Er is een geschiedenis die zich in wereld en kerk steeds herhaalt. Telkens opnieuw zie je de moeite die leiders ermee hebben de mondigheid van anderen te waarderen. Soms echter stimuleerden in onze kerk bisschoppen die mondigheid, daartoe geïnspireerd door het tweede Vaticaans concilie. Maar dan komen er ook weer andere, die vinden dat het mooi geweest is, en die in plaats van meepraten luisteren propageren. Dat kan doordat er in de geschiedenis ook altijd weer mensen zijn die maar het liefst geleid willen worden. 'Zeg maar wat we moeten doen. Jullie hebben ervoor geleerd'.
Paulus schrijft echter: 'Het woord is dichtbij. Het is in uw mond. Het is in uw hart'. Degenen die leiding geven, denken wel eens te vlug dat het goede woord alleen uit hun mond klinkt. Ze hebben te vaak de neiging, de bekoring, de verantwoordelijkheid van anderen over te nemen. En sommige zogenaamde onderdanen vinden dat wel makkelijk.
Aan die verleiding heeft Jezus ook blootgestaan. Het verhaal over de bekoring in de woestijn laat zien dat Hij op een tweesprong stond; er woedde een strijd in Hem: kiezen tussen de kwade en de goede geest, tussen de makkelijke en de moeilijke weg.

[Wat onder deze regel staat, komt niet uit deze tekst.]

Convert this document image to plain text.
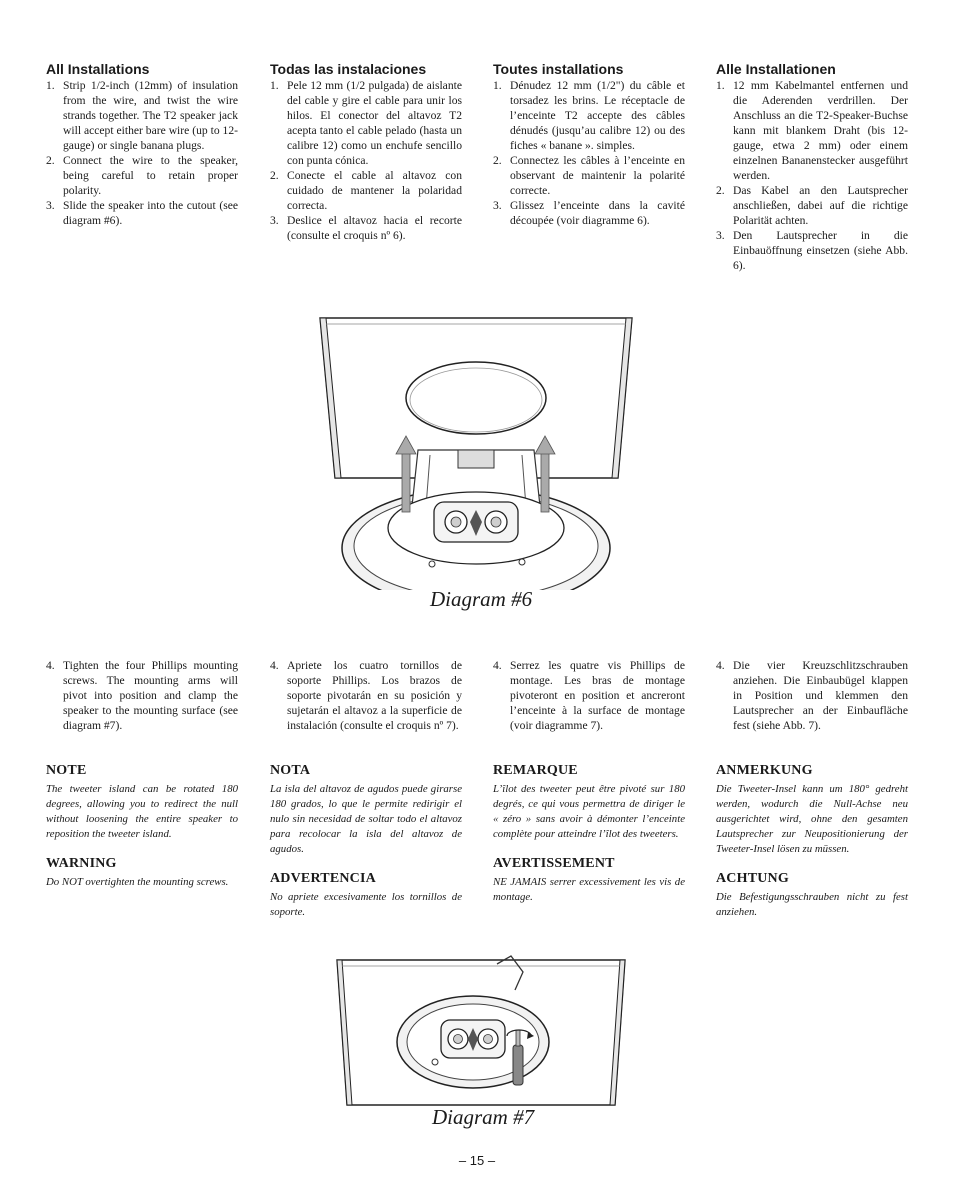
All Installations
1. Strip 1/2-inch (12mm) of insulation from the wire, and twist the wire strands together. The T2 speaker jack will accept either bare wire (up to 12-gauge) or single banana plugs.
2. Connect the wire to the speaker, being careful to retain proper polarity.
3. Slide the speaker into the cutout (see diagram #6).
Todas las instalaciones
1. Pele 12 mm (1/2 pulgada) de aislante del cable y gire el cable para unir los hilos. El conector del altavoz T2 acepta tanto el cable pelado (hasta un calibre 12) como un enchufe sencillo con punta cónica.
2. Conecte el cable al altavoz con cuidado de mantener la polaridad correcta.
3. Deslice el altavoz hacia el recorte (consulte el croquis nº 6).
Toutes installations
1. Dénudez 12 mm (1/2") du câble et torsadez les brins. Le réceptacle de l’enceinte T2 accepte des câbles dénudés (jusqu’au calibre 12) ou des fiches « banane ». simples.
2. Connectez les câbles à l’enceinte en observant de maintenir la polarité correcte.
3. Glissez l’enceinte dans la cavité découpée (voir diagramme 6).
Alle Installationen
1. 12 mm Kabelmantel entfernen und die Aderenden verdrillen. Der Anschluss an die T2-Speaker-Buchse kann mit blankem Draht (bis 12-gauge, etwa 2 mm) oder einem einzelnen Bananenstecker ausgeführt werden.
2. Das Kabel an den Lautsprecher anschließen, dabei auf die richtige Polarität achten.
3. Den Lautsprecher in die Einbauöffnung einsetzen (siehe Abb. 6).
Diagram #6
4. Tighten the four Phillips mounting screws. The mounting arms will pivot into position and clamp the speaker to the mounting surface (see diagram #7).
NOTE

The tweeter island can be rotated 180 degrees, allowing you to redirect the null without loosening the entire speaker to reposition the tweeter island.

WARNING

Do NOT overtighten the mounting screws.

4. Apriete los cuatro tornillos de soporte Phillips. Los brazos de soporte pivotarán en su posición y sujetarán el altavoz a la superficie de instalación (consulte el croquis nº 7).
NOTA

La isla del altavoz de agudos puede girarse 180 grados, lo que le permite redirigir el nulo sin necesidad de soltar todo el altavoz para recolocar la isla del altavoz de agudos.

ADVERTENCIA

No apriete excesivamente los tornillos de soporte.

4. Serrez les quatre vis Phillips de montage. Les bras de montage pivoteront en position et ancreront l’enceinte à la surface de montage (voir diagramme 7).
REMARQUE

L’îlot des tweeter peut être pivoté sur 180 degrés, ce qui vous permettra de diriger le « zéro » sans avoir à démonter l’enceinte complète pour atteindre l’îlot des tweeters.

AVERTISSEMENT

NE JAMAIS serrer excessivement les vis de montage.

4. Die vier Kreuzschlitzschrauben anziehen. Die Einbaubügel klappen in Position und klemmen den Lautsprecher an der Einbaufläche fest (siehe Abb. 7).
ANMERKUNG

Die Tweeter-Insel kann um 180° gedreht werden, wodurch die Null-Achse neu ausgerichtet wird, ohne den gesamten Lautsprecher zur Neupositionierung der Tweeter-Insel lösen zu müssen.

ACHTUNG

Die Befestigungsschrauben nicht zu fest anziehen.

Diagram #7
– 15 –
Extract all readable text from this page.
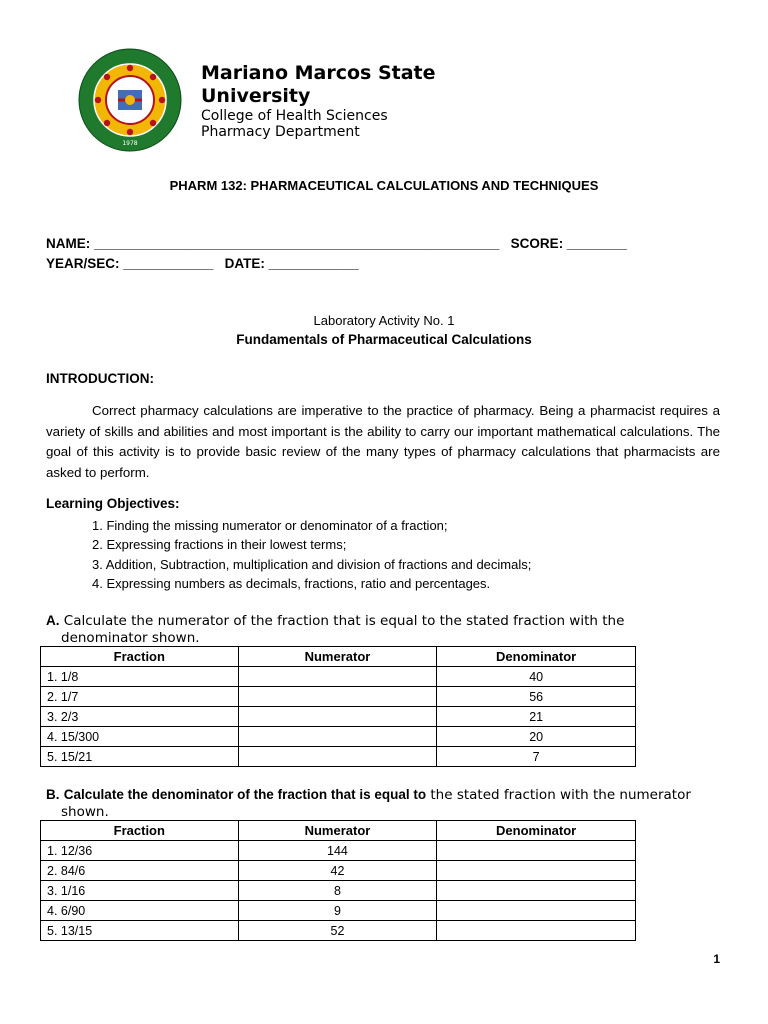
1978
Mariano Marcos State University
College of Health Sciences
Pharmacy Department
PHARM 132: PHARMACEUTICAL CALCULATIONS AND TECHNIQUES
NAME: ______________________________________________________   SCORE: ________
YEAR/SEC: ____________   DATE: ____________
Laboratory Activity No. 1
Fundamentals of Pharmaceutical Calculations
INTRODUCTION:
Correct pharmacy calculations are imperative to the practice of pharmacy. Being a pharmacist requires a variety of skills and abilities and most important is the ability to carry our important mathematical calculations. The goal of this activity is to provide basic review of the many types of pharmacy calculations that pharmacists are asked to perform.
Learning Objectives:
1. Finding the missing numerator or denominator of a fraction;
2. Expressing fractions in their lowest terms;
3. Addition, Subtraction, multiplication and division of fractions and decimals;
4. Expressing numbers as decimals, fractions, ratio and percentages.
A. Calculate the numerator of the fraction that is equal to the stated fraction with the
denominator shown.
Fraction	Numerator	Denominator
1. 1/8		40
2. 1/7		56
3. 2/3		21
4. 15/300		20
5. 15/21		7
B. Calculate the denominator of the fraction that is equal to the stated fraction with the numerator
shown.
Fraction	Numerator	Denominator
1. 12/36	144	
2. 84/6	42	
3. 1/16	8	
4. 6/90	9	
5. 13/15	52	
1
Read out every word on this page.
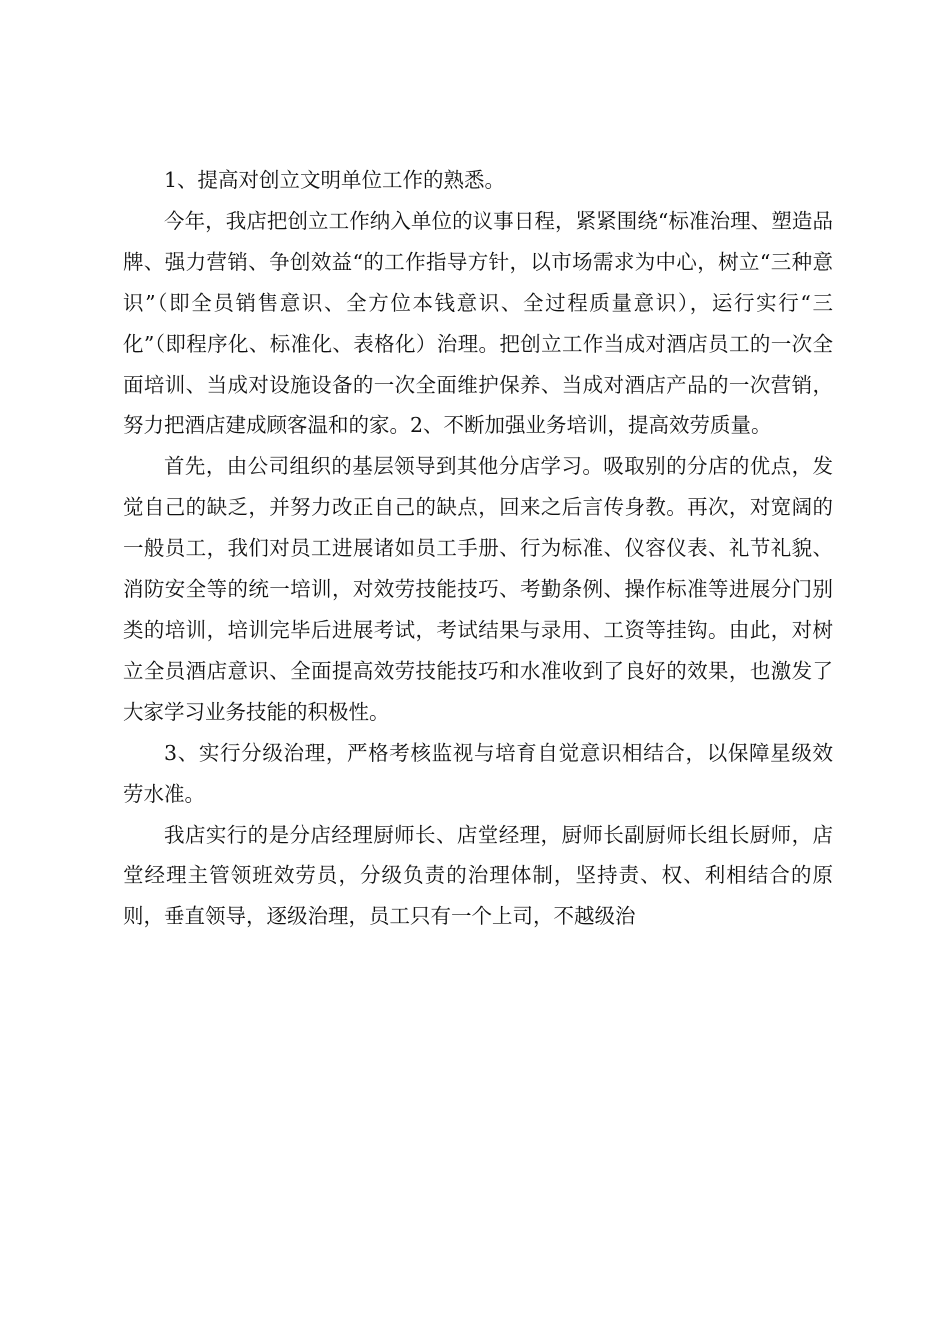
1、提高对创立文明单位工作的熟悉。

今年，我店把创立工作纳入单位的议事日程，紧紧围绕“标准治理、塑造品牌、强力营销、争创效益“的工作指导方针，以市场需求为中心，树立“三种意识”（即全员销售意识、全方位本钱意识、全过程质量意识），运行实行“三化”（即程序化、标准化、表格化）治理。把创立工作当成对酒店员工的一次全面培训、当成对设施设备的一次全面维护保养、当成对酒店产品的一次营销，努力把酒店建成顾客温和的家。2、不断加强业务培训，提高效劳质量。

首先，由公司组织的基层领导到其他分店学习。吸取别的分店的优点，发觉自己的缺乏，并努力改正自己的缺点，回来之后言传身教。再次，对宽阔的一般员工，我们对员工进展诸如员工手册、行为标准、仪容仪表、礼节礼貌、消防安全等的统一培训，对效劳技能技巧、考勤条例、操作标准等进展分门别类的培训，培训完毕后进展考试，考试结果与录用、工资等挂钩。由此，对树立全员酒店意识、全面提高效劳技能技巧和水准收到了良好的效果，也激发了大家学习业务技能的积极性。

3、实行分级治理，严格考核监视与培育自觉意识相结合，以保障星级效劳水准。

我店实行的是分店经理厨师长、店堂经理，厨师长副厨师长组长厨师，店堂经理主管领班效劳员，分级负责的治理体制，坚持责、权、利相结合的原则，垂直领导，逐级治理，员工只有一个上司，不越级治
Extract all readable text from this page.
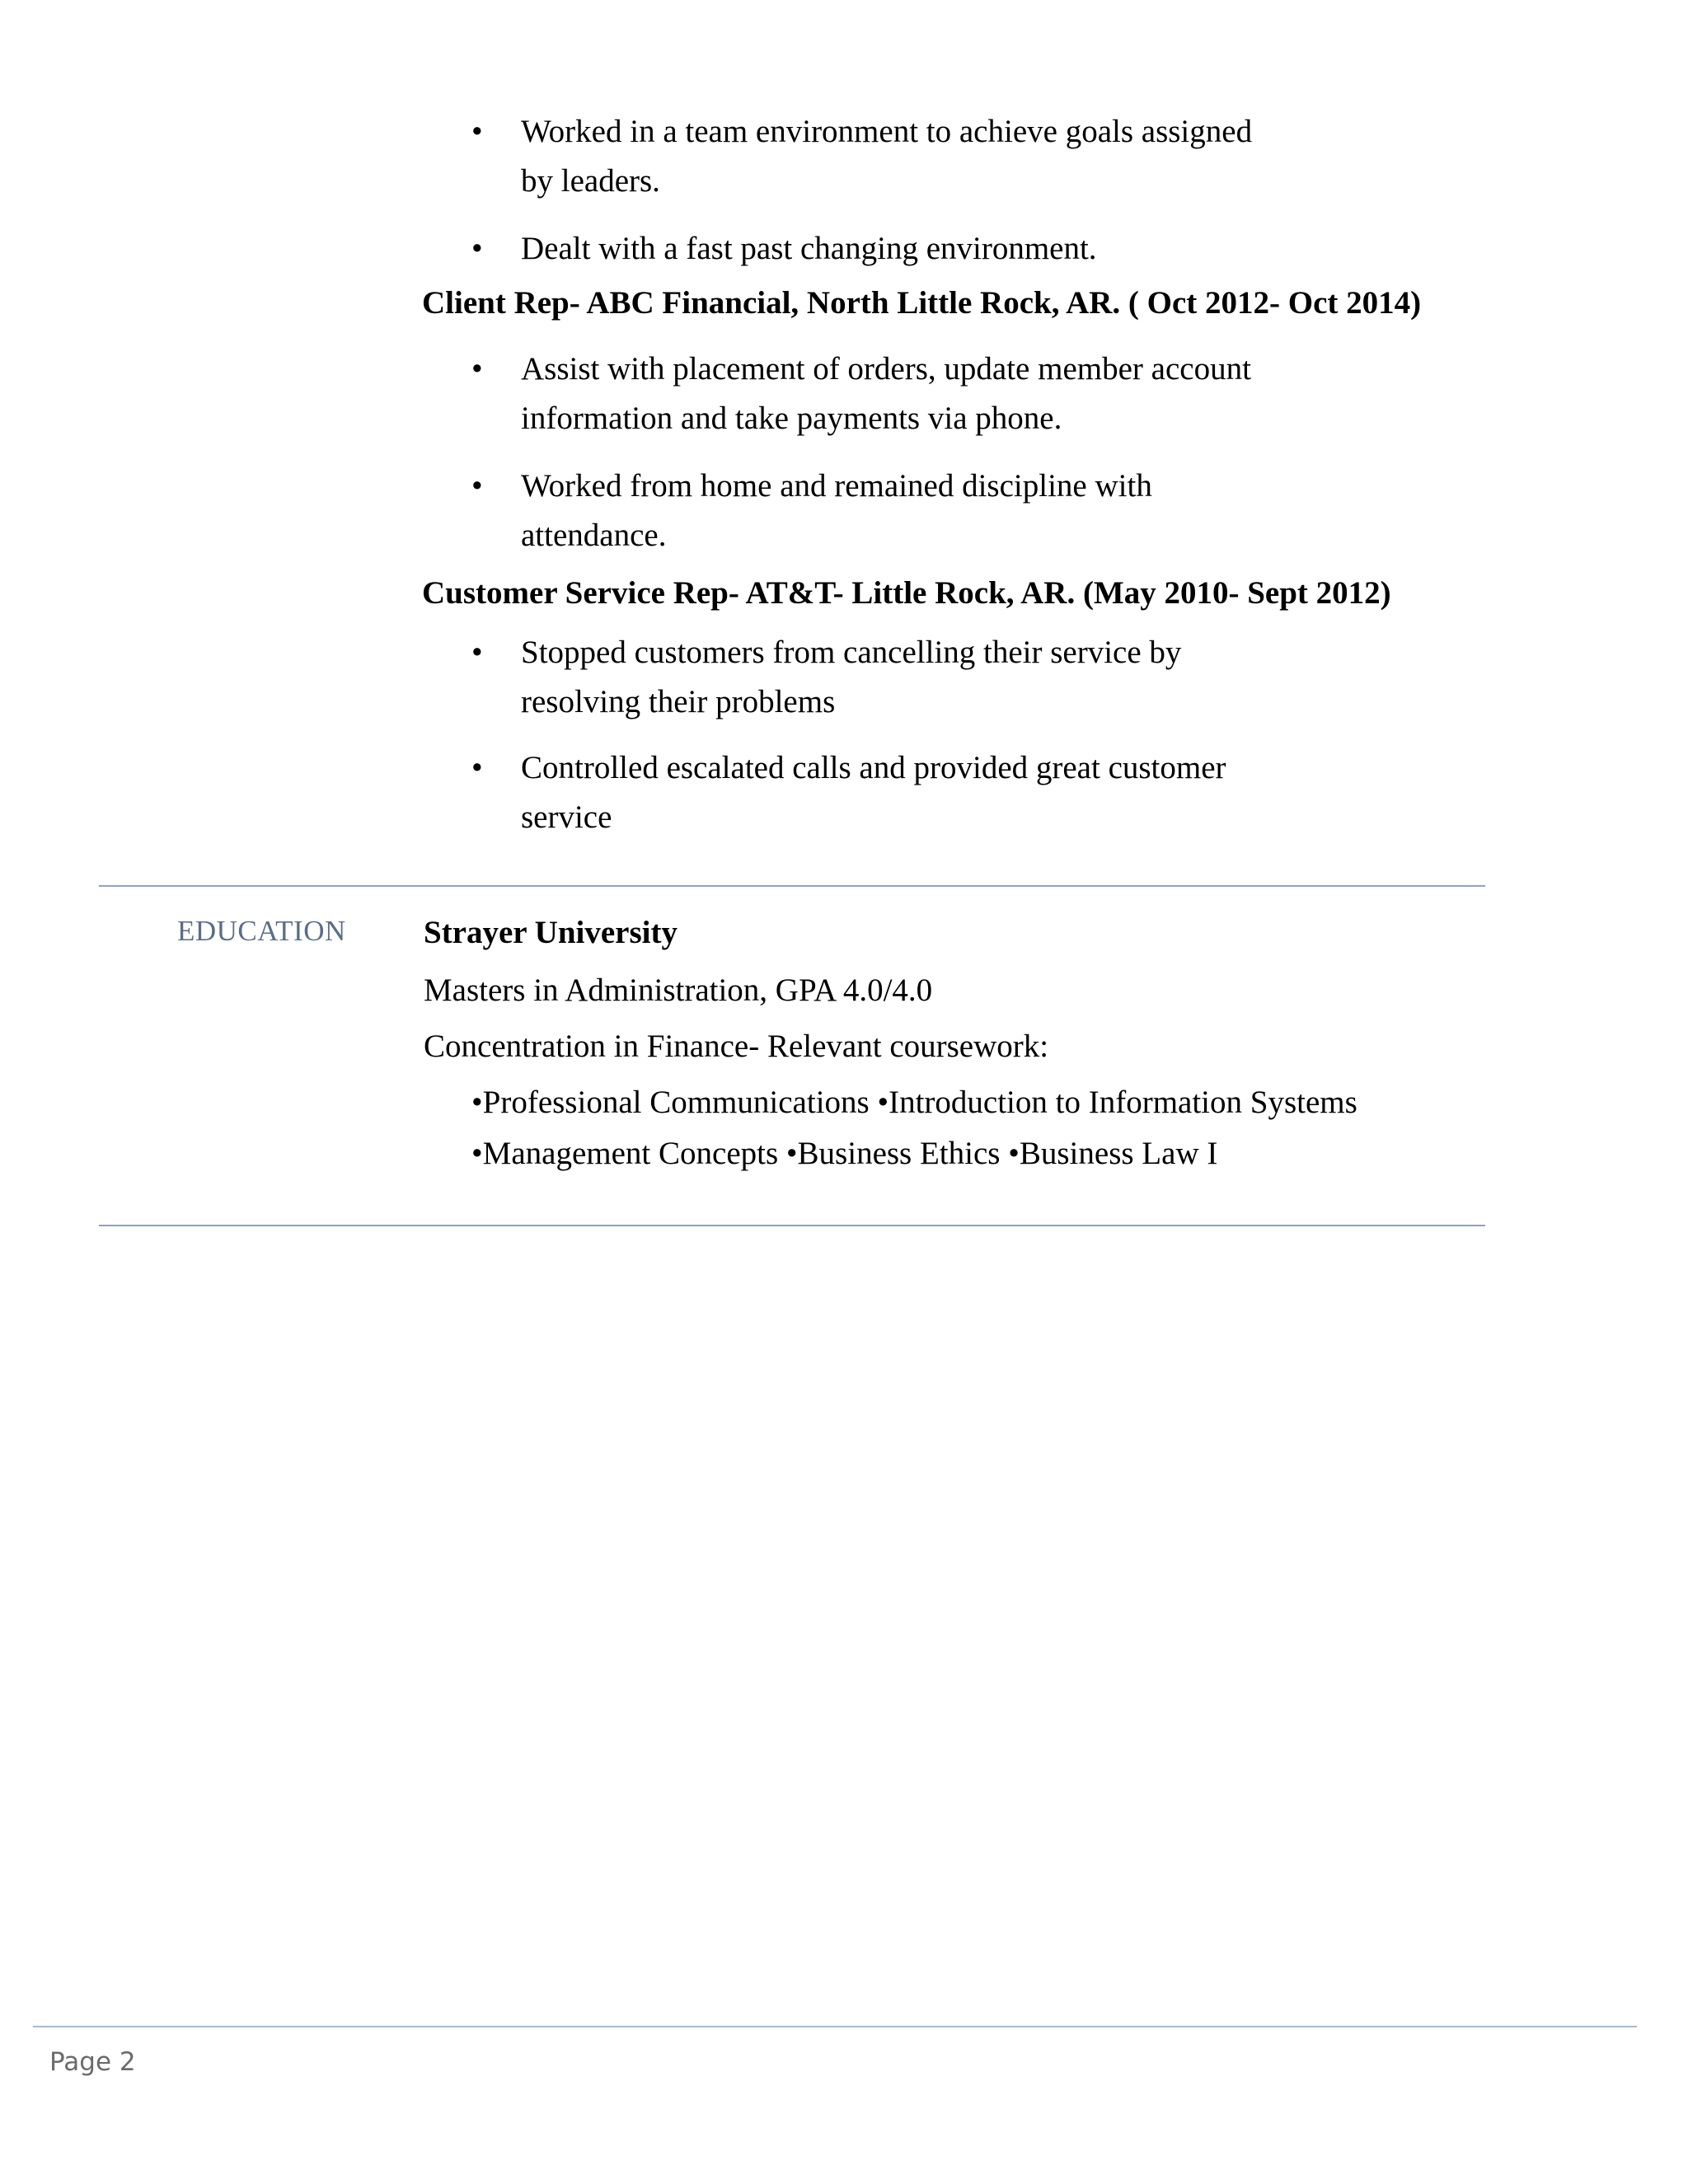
• Worked in a team environment to achieve goals assigned
by leaders.
• Dealt with a fast past changing environment.
Client Rep- ABC Financial, North Little Rock, AR. ( Oct 2012- Oct 2014)
• Assist with placement of orders, update member account
information and take payments via phone.
• Worked from home and remained discipline with
attendance.
Customer Service Rep- AT&T- Little Rock, AR. (May 2010- Sept 2012)
• Stopped customers from cancelling their service by
resolving their problems
• Controlled escalated calls and provided great customer
service
EDUCATION Strayer University
Masters in Administration, GPA 4.0/4.0
Concentration in Finance- Relevant coursework:
•Professional Communications •Introduction to Information Systems
•Management Concepts •Business Ethics •Business Law I
Page 2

De kwade geest, de verleider, daagt Hem uit van stenen brood te maken. Later zal het volk Hem om brood komen vragen, en ze krijgen dan hetzelfde antwoord: 'Een mens leeft niet van brood alleen'. De verleider vraagt Hem de politieke macht over te nemen. Drie jaar later gaan er onder het volk stemmen op om Hem tot koning uit te roepen. Hij weigert resoluut. En de duivel wil Hem verleiden een stunt uit te halen. 'Dan zal iedereen onder de indruk zijn', zegt hij. 'Dan zullen ze Je geloven!'. Voortdurend zal ook het volk om een teken vragen, een wonder; dan pas geloven ze dat Hij van God komt.
Noch in de woestijn noch later gaat Hij op die verleidingen in. Hij weigert de verantwoordelijkheid van anderen over te nemen. Hij zorgt niet voor ons brood, waardoor hij de gevierde held zou worden, en wij met de handen over elkaar kunnen gaan zitten. Hij neemt ook niet de macht, de zeggenschap over, waardoor wij maar zouden hoeven te doen wat Hij zegt. Hij haalt ook geen stunt uit, en doet straks geen wonderen waardoor mensen wel in Hem móeten geloven. Hij wil, hoewel dat ook voor Hem aantrekkelijk was, geen applaus, geen macht, geen idool zijn, geen grote leider, door iedereen geadoreerd en klakkeloos gevolgd. Nee, Hij wil dat mensen zelf verantwoordelijk zijn.
Want dat is de eeuwige bekoring van leiders: te denken dat zij alles beter weten en kunnen. En de bekoring van volgelingen is meelopers te worden: 'Zeg maar wat we moeten doen'. Dat is fataal voor kerk en samenleving; daarmee komt Gods rijk nooit dichterbij.
'Waarom', vroeg iemand aan een joodse rabbi, 'waarom laat God zo weinig van zich horen?'.En de rabbi zei: 'Omdat je dan kunt gaan denken dat God wel doet wat wij zouden moeten doen. Je moet leven - zei de rabbi - alsof God niet bestaat. Als er geholpen moet worden, moet je maar denken dat jij de enige bent in heel de wereld. Jij moet helpen, en niemand anders. Het is jouw verantwoordelijkheid, en niet die van anderen, niet die van de leiding, niet die van God'.